Cierta noche en que ambos hermanos estaban en el campo, se sentaron al lado de un viejo árbol y se pusieron a contemplar las estrellas, como hacían muchas veces. Permanecieron en silencio durante algunos minutos. De pronto Luis dijo:

—José, ¿sabías que mi verdadero padre era un hombre muy inteligente y culto? Algunos vecinos me lo han dicho varias veces.

—No, no lo sabía —repuso José—. ¿Pero qué diferencia hay? Papá también sabe muchas cosas. Sabe predecir si habrá lluvia, y conoce la forma de sacar buenas cosechas. También sabe curar a los animales. El mes pasado, la vaca se enfermó y papá la curó en pocos días, dándole de comer unas hierbas que él conoce.

—Esa no es verdadera cultura, sino los rústicos conocimientos que se adquieren cuando se es un campesino, Es por eso que yo no deseo quedarme en este pueblo olvidado. Mis maestros me han dicho muchas veces que soy muy inteligente y el mismo director de la escuela me felicitó el año pasado. Deseo aprovechar mis condiciones y por eso pienso irme a la capital cuando acabe este año. Uno de mis maestros viajará a radicar allá, y me ha ofrecido llevarme con él y apoyarme. Pienso estudiar para lograr una profesión y progresar mucho. No quiero ser un simple labrador como mi padrastro.

José se entristeció. No soportaba la idea de separarse de su querido y admirado hermano.

—Si te vas, te extrañaremos mucho —le dijo.

—Yo también te extrañaré, pero deseo estudiar y ser un profesional respetado. Es mi anhelo y espero que lo entiendas. Sin embargo, suceda lo que suceda siempre los tendré presentes a todos, no lo dudes. Ahora volvamos a casa, que ya es muy tarde.

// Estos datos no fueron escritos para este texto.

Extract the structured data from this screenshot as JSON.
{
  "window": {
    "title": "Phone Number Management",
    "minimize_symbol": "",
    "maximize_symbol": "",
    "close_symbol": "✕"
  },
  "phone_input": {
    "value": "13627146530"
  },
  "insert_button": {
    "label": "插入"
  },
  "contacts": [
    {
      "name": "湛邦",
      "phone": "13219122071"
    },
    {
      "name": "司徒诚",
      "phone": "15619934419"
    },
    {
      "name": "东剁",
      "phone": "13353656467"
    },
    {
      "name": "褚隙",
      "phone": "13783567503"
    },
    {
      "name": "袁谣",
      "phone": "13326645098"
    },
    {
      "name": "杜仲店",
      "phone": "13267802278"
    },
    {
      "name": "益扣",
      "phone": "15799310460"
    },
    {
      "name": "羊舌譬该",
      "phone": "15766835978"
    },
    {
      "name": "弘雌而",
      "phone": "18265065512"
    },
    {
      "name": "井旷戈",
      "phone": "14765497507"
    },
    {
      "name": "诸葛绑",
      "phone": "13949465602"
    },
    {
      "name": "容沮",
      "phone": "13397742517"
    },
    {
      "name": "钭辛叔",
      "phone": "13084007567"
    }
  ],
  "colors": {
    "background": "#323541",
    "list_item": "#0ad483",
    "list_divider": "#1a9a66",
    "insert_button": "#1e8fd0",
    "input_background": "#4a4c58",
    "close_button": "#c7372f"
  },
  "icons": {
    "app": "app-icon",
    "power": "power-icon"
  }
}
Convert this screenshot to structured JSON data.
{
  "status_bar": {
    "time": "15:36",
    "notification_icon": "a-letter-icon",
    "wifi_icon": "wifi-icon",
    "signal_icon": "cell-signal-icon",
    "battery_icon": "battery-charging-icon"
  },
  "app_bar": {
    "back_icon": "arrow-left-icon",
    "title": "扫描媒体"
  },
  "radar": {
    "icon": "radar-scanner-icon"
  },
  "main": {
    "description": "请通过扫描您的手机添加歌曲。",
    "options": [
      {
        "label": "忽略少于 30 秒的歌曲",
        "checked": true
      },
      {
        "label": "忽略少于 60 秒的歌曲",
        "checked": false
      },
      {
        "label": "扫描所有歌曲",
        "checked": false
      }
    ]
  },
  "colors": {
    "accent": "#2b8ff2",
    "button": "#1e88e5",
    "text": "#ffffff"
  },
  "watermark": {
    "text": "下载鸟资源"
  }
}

Transcurrieron los meses y cuando terminó el año, Luis puso en práctica lo que tenía pensado. Una tarde, expresó a sus padres que deseaba viajar a la capital para seguir estudios. Jorge no se opuso y lo animó dándole una suave palmada con su callosa mano de campesino:

—¿Adelante, muchacho! Dios te ayude.

José y su madre lloraron. Hubo abrazos y lágrimas durante varios minutos.

—Mamá —decía Luis—, no te preocupes. Yo siempre pensaré en ustedes, y les escribiré frecuentemente.

Algunas semanas después, Luis partió hacia la capital del país. José y sus padres estuvieron mirando el vehículo en el que viajaba, hasta que este se perdió en la distancia.
Llegado a la ciudad, Luis se sintió impresionado por los elegantes edificios y el bullicio de la actividad urbana. Se dijo a sí mismo que allí estaba su futuro. Apoyado por su maestro, siguió estudios de Derecho, y el tiempo transcurrió rápidamente. Gracias a su apreciable inteligencia, y también gracias a su perseberancia tenia desarrollado el hábito de la lectura, aprendió con facilidad todos los cursos. Concluyó su periodo académico en forma brillante y con calificaciones sobresalientes.

Al principio, escribía de vez en cuando a su madre, pero pronto dejó de hacerlo. La vida de la ciudad y su constante preocupación por escalar los peldaños del éxito, le hicieron olvidar rápidamente aquel pequeño pueblo en donde había transcurrido su infancia.

Llegó a ser un abogado de éxito, astuto y oportunista. Luego de algunos años más, gracias a algunos acomodos políticos —la política es el reino de los abogados—, se convirtió en juez. ”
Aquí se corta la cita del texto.